New world order: biological science links patterns of economic behaviour

PUBLISHED : Saturday, 21 July, 2012, 12:00am
UPDATED : Saturday, 21 July, 2012, 12:00am


The summer heatwave in the US corn belt is going to hit grain production and has already raised food prices. So far, such price increases have not yet translated to global inflation, thanks to better food crop production in other parts of the world.

Commodity traders today use satellite maps to track global crop production and weather conditions in order to predict commodity prices. In 1878, British economist William Stanley Jevons even suggested that economic cycles are related to sunspots, because sunspots affected the weather, which in turn affected crop production and the economy.

The summer heat is also raising political tension in many countries, on top of the European debt crisis and the fear of the Chinese economy slowing, all adding to market volatility and uncertainty.
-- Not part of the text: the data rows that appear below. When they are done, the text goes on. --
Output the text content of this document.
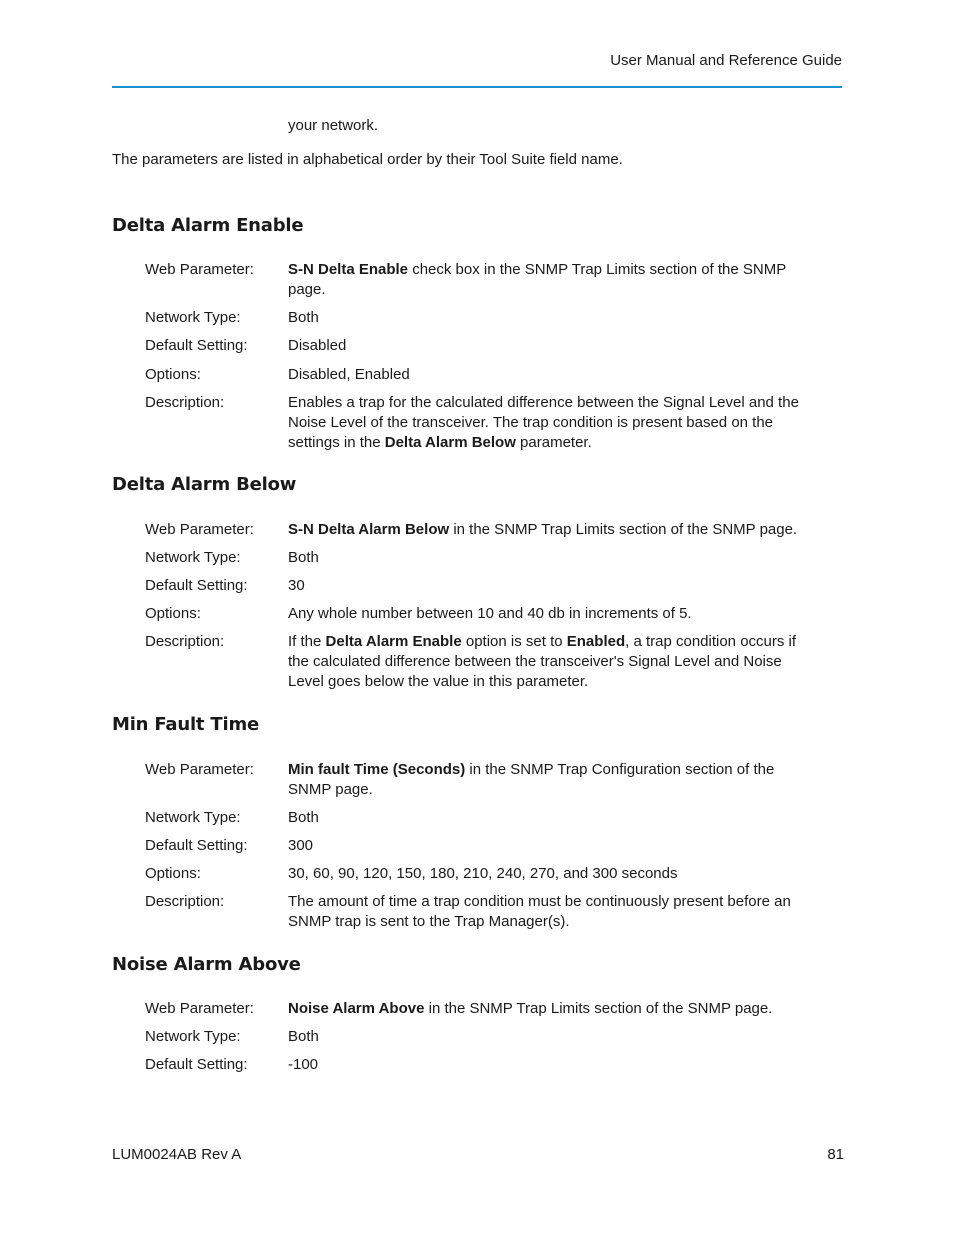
User Manual and Reference Guide
your network.
The parameters are listed in alphabetical order by their Tool Suite field name.
Delta Alarm Enable
Web Parameter:	S-N Delta Enable check box in the SNMP Trap Limits section of the SNMP page.
Network Type:	Both
Default Setting:	Disabled
Options:	Disabled, Enabled
Description:	Enables a trap for the calculated difference between the Signal Level and the Noise Level of the transceiver. The trap condition is present based on the settings in the Delta Alarm Below parameter.
Delta Alarm Below
Web Parameter:	S-N Delta Alarm Below in the SNMP Trap Limits section of the SNMP page.
Network Type:	Both
Default Setting:	30
Options:	Any whole number between 10 and 40 db in increments of 5.
Description:	If the Delta Alarm Enable option is set to Enabled, a trap condition occurs if the calculated difference between the transceiver's Signal Level and Noise Level goes below the value in this parameter.
Min Fault Time
Web Parameter:	Min fault Time (Seconds) in the SNMP Trap Configuration section of the SNMP page.
Network Type:	Both
Default Setting:	300
Options:	30, 60, 90, 120, 150, 180, 210, 240, 270, and 300 seconds
Description:	The amount of time a trap condition must be continuously present before an SNMP trap is sent to the Trap Manager(s).
Noise Alarm Above
Web Parameter:	Noise Alarm Above in the SNMP Trap Limits section of the SNMP page.
Network Type:	Both
Default Setting:	-100
LUM0024AB Rev A	81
What is the best economic framework to make sense of what is happening? All we can say with some certainty is that the economic and risk management models of the current efficient market hypothesis are not working well at all.

MIT Sloan School professor Andrew Lo, in a recent paper, 'Adaptive Markets and the New World Order', suggests that we should view financial markets and institutions from the perspective of evolutionary biology rather than physics. He suggests that today's efficient market hypothesis models are not so much wrong as incomplete. These models worked reasonably well from the 1930s to the mid-2000s in the US financial markets, but he suggests that the last decade is really the beginning of a 'new world order' of higher volatility, due to larger population and economic shifts caused by technology, competition for resources from population giants like China and India, and rising leverage and global imbalances.

His adaptive market hypothesis recognises that efficient and irrational markets are extremes, while most market conditions are somewhere in between. Market behaviour adapts to changes in the environment, such as policy changes. For example, the Peltzman study in 1975 found that seat belt requirements did not lead to much of a decline in highway deaths because people became more reckless, since they felt more safe.

The idea that the market knows best underpins current corporate governance theory, that share prices reflect the market assessment of how well a company is performing. However, the rule change to allow share buybacks meant that a company can use its own cash to keep its share price up, at least delaying the signalling effect of weak share prices on performance.

The adaptive market hypothesis suggests that rather than thinking that there is always 'the wisdom of crowds' - the logical extension that markets are always right - one should think about the creative tension between the wisdom of crowds and 'the madness of mobs'.

A useful insight brought by the adaptive market hypothesis is that conventional wisdom can become wrong over time, such as the notion of diversification. We are taught that we should diversify our risks, but, increasingly, most markets are highly correlated to each other, so moving money to emerging markets may not be a diversification, if these economies and markets have not decoupled from the advanced economies.

We live today in a highly complex world, where the only way to comprehend it is to have a system-wide view that looks at the interconnectivity, the interdependence and feedback mechanisms between the parts and the whole. George Soros is right to say that reflexivity - the feedback between the parts that create new situations that give rise to new opportunities as well as risks - may be a more important insight about the current world order, than the idea that we eventually go back to equilibrium.

Climate warming, ecology and economics converge because the issues are all interrelated and can no longer be thought of as independent of one another. What we have not understood is how to link the patterns of change into a new order. We can only do this when we see this graphically, by using data which have yet to be mined and analysed. This is now made possible by the rise of super-fast computers and new mathematics of complexity.

Biological scientists have long argued that biological organisms evolve through patterns - changing from one order to another through evolution. The big debate in using biological science to explain economic behaviour is whether collective human behaviour and human social order can be an imitation of biological life.

Social science has always been differentiated from natural science because of human determinism - the fact that man has been able to shape (some people think destroy) his natural environment and to impose social order. The fact that political leadership and order is being challenged almost throughout the world raises the question of whether we are as able to shape social order as we thought. Or, are we in the midst of a major move to a new order?

The study of the interaction between market and state needs to draw lessons from biology, ecology and systems theory. Markets are about self-organisation, and, according to biology, self organisation means the emergence of new structures and new forms of behaviour in an open system. Change feels like chaos.

So summer heat, political heat and market volatility are all inter-related. Sounds familiar?